If it had fallen, the line would be red. In fact, if you look carefully, you will see that every time the opening price (the notch on the left) is higher than the closing price (the notch on the right), you have a red line because the opening price was higher than the closing price. Likewise, every line that has an opening price notch on the left that is lower than the closing notch on the right is colored blue because the price rose during the day. We know the price rose because the closing price was higher than the opening price. So what about the rest of the line? Why are some longer than other? The rest of the line shows you the trading range during the day. The lowest point on the line is the lowest that the currency pair traded at during the day. If we look again at August 18th, we can see that the bottom of the line corresponds with the value of 1.463025. The top of the line represents the value of 1.479355. Looking up at the top we can see that these two values are the same as the high and low of the EUR/USD currency pair.
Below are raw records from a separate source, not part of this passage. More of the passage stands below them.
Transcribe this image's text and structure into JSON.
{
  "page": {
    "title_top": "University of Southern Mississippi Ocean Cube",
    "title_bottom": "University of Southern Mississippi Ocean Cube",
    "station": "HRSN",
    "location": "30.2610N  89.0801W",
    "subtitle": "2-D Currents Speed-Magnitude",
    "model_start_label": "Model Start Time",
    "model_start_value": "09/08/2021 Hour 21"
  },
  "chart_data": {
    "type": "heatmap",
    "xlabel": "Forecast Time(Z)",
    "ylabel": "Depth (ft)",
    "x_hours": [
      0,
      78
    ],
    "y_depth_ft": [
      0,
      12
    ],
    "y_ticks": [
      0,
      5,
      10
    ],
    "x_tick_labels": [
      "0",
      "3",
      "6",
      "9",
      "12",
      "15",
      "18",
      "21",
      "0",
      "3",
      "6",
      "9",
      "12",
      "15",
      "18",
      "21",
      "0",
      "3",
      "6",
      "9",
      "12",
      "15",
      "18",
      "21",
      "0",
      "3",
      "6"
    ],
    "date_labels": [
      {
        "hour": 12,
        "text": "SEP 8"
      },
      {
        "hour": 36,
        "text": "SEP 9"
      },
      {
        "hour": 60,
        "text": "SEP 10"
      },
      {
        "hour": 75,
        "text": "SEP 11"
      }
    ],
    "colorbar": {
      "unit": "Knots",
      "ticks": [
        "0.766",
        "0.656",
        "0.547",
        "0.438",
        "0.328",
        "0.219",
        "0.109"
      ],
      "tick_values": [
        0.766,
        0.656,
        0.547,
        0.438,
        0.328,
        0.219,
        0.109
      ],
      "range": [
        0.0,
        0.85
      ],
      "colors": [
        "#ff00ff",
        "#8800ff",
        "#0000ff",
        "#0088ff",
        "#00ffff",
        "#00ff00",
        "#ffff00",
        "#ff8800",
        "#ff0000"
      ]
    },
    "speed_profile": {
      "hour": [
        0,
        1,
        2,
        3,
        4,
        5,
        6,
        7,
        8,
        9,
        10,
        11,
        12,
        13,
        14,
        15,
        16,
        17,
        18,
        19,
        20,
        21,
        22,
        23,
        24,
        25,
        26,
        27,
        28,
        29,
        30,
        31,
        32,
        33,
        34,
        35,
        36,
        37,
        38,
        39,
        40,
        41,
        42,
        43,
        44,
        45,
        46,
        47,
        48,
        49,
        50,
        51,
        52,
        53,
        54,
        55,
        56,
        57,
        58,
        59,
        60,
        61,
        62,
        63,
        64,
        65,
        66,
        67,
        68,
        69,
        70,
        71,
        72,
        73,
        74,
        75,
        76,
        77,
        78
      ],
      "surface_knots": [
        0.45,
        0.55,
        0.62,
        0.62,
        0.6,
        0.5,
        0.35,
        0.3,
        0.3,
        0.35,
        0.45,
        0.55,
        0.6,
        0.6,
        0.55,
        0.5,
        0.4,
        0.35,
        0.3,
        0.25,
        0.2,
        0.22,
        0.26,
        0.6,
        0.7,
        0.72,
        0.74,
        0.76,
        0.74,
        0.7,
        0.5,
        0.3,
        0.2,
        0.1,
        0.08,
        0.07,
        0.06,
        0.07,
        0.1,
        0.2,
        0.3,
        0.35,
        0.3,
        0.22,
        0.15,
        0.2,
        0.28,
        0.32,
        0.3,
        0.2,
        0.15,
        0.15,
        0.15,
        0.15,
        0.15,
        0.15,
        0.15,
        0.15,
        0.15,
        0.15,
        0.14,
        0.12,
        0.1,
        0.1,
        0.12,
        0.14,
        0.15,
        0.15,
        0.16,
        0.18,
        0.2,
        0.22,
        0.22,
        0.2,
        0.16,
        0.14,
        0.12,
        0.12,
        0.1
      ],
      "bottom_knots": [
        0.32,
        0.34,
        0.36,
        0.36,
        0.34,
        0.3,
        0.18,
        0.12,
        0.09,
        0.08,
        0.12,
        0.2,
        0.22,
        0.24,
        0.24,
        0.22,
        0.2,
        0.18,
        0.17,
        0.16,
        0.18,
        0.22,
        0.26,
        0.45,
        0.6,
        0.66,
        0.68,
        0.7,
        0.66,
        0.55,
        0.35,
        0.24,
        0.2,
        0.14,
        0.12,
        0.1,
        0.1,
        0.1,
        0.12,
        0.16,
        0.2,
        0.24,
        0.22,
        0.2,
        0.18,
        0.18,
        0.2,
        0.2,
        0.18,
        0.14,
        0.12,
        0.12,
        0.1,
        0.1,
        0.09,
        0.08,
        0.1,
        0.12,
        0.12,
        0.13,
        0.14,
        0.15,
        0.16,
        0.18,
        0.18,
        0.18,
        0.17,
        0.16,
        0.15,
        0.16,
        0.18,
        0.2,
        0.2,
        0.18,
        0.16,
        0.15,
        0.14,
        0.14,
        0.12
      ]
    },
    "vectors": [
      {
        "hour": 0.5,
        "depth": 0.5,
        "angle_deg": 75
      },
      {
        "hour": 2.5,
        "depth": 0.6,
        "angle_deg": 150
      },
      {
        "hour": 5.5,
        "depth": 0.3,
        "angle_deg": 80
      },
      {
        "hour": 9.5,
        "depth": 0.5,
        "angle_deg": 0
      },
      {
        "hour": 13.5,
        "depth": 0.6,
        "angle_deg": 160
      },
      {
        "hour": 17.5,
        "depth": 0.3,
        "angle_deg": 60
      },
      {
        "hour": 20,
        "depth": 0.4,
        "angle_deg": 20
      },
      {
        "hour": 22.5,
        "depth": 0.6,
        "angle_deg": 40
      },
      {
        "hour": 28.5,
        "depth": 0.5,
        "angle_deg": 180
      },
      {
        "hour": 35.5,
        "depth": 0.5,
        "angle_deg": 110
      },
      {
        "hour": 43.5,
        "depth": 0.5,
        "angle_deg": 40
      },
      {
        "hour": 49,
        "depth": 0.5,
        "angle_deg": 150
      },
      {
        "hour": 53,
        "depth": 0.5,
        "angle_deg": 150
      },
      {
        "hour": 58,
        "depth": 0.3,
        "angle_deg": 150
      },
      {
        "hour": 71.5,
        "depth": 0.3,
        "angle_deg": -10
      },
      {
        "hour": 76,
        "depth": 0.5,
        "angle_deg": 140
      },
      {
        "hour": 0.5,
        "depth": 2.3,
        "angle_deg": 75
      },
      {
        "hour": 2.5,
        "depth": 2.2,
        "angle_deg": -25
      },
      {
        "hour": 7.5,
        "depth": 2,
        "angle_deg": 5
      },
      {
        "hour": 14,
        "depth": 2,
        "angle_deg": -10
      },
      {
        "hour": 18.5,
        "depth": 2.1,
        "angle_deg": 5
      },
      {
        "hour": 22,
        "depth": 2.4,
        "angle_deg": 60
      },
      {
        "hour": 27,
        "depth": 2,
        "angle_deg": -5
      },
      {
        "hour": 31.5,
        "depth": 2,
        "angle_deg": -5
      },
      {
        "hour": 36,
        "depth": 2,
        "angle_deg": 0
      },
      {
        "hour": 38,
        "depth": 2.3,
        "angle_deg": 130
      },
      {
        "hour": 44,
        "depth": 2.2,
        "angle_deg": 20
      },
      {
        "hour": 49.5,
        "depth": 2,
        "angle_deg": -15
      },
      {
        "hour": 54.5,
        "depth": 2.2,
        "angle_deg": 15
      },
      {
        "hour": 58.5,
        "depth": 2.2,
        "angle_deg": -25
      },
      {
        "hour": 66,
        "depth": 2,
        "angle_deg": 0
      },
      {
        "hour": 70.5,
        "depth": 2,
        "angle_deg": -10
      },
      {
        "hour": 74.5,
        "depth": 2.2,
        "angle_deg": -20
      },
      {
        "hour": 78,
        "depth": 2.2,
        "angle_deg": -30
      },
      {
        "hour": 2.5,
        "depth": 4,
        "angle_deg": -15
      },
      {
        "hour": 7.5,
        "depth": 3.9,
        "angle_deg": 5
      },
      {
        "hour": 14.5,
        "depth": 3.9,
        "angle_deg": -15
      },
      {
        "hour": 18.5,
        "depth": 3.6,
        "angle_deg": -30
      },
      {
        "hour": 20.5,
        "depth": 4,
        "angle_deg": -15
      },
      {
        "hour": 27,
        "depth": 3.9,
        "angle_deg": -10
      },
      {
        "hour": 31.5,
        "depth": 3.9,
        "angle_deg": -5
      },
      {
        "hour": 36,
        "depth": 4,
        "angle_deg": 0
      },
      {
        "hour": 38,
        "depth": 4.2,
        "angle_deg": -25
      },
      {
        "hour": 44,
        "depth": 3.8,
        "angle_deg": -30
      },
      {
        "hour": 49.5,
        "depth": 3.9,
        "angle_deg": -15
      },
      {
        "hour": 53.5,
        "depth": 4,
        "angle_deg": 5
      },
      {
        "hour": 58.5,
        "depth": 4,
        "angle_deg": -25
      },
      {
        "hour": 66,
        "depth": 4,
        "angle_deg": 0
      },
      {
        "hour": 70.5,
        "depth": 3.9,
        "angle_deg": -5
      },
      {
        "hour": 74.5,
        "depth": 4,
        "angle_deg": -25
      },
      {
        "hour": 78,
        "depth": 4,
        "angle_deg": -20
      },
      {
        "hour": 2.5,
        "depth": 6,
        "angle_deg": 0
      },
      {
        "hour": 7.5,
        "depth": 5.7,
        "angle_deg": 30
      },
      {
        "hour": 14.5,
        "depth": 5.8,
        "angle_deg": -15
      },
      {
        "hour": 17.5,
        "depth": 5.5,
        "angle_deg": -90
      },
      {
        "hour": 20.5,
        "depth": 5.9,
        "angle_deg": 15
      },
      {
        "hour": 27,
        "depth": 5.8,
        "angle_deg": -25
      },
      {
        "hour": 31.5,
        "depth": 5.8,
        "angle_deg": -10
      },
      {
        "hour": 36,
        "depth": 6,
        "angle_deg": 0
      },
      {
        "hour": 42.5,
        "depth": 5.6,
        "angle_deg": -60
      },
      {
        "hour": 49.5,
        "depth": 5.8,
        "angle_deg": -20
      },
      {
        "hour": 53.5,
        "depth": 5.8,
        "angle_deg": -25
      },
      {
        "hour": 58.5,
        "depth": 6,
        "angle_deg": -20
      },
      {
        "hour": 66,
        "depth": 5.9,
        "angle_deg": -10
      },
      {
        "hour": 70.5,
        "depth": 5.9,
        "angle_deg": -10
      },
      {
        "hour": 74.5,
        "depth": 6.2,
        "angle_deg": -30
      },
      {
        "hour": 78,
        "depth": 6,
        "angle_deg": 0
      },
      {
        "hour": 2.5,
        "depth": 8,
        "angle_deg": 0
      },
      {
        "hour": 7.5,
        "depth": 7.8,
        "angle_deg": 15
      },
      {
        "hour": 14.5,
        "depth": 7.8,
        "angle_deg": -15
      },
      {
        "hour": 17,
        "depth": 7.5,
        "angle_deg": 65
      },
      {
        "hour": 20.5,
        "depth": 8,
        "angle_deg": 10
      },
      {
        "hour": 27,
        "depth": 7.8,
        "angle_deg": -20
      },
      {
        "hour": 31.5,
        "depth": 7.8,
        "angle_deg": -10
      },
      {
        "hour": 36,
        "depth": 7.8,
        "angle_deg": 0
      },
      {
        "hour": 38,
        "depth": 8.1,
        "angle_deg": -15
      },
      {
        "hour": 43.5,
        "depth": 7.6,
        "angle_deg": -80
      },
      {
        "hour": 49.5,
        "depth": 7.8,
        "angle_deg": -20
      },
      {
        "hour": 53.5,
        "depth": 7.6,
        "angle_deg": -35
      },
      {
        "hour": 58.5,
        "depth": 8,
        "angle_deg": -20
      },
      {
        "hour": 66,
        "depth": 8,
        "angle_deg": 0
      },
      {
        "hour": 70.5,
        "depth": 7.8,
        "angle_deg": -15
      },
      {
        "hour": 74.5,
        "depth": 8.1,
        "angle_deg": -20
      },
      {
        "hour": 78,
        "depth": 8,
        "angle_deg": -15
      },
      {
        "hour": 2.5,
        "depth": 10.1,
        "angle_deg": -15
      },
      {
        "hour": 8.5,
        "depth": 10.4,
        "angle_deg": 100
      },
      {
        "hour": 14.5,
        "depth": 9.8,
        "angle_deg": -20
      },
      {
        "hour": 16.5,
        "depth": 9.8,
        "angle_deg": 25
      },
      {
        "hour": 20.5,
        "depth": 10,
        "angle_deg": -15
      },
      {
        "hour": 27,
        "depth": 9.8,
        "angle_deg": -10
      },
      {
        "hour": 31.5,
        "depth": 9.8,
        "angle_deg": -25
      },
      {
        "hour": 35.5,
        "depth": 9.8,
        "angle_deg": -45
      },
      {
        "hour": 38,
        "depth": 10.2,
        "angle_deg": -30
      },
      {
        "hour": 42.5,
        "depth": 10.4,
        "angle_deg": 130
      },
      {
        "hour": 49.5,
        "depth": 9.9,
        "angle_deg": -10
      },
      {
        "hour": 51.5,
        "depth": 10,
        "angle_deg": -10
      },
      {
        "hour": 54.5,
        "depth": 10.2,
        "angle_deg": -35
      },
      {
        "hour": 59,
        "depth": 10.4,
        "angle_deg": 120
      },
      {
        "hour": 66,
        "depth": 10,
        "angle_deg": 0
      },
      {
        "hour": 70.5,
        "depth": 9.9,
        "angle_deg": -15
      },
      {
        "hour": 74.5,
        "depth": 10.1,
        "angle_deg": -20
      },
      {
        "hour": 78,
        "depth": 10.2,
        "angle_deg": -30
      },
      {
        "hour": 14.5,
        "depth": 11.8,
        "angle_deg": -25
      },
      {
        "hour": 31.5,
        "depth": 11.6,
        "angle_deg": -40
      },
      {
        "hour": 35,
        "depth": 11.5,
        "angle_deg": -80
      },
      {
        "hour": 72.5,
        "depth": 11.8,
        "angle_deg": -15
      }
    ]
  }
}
That means that at one point in the day the Euro was worth as many as 1.4793 US Dollars, and at another point during the day, the Euro was worth as little as 1.4630 Dollars.
So the top point and the bottom point of the lines represent the top and bottom prices. The longer lines generally mean that the price was more volatile moving a great deal during the day and the shorter lines mean that the price was more stable, moving on a slight amount during the day. Looking closer, you can see that there is a green line and a red line running across each of the days. These two lines are moving averages. They represent sort of an average of prices across days. Basically each point of these lines averages out a certain number of previous days’ prices. That way we can get a general idea of where a currency is moving without just staring at the prices and getting bogged down in data. Another type of chart is the Candlestick chart:

A Candlestick chart is the same as the OHLC chart, except the skinny line represents the day’s range (the low and high prices). The fat part shows the range of the open and closing prices. If the fat part is clear in this chart, the price went up during the day, if it is solid then the price decreased. Once again, we have two moving average lines, which are the red and green lines. So if you can read the OHLC chart above then you should have no problem reading the Candlestick chart. Now that you can read basic charts, you are well on your way to becoming a Forex trader. Sure, advanced charts have a lot more data, but the most important data is all covered in the basic charts above.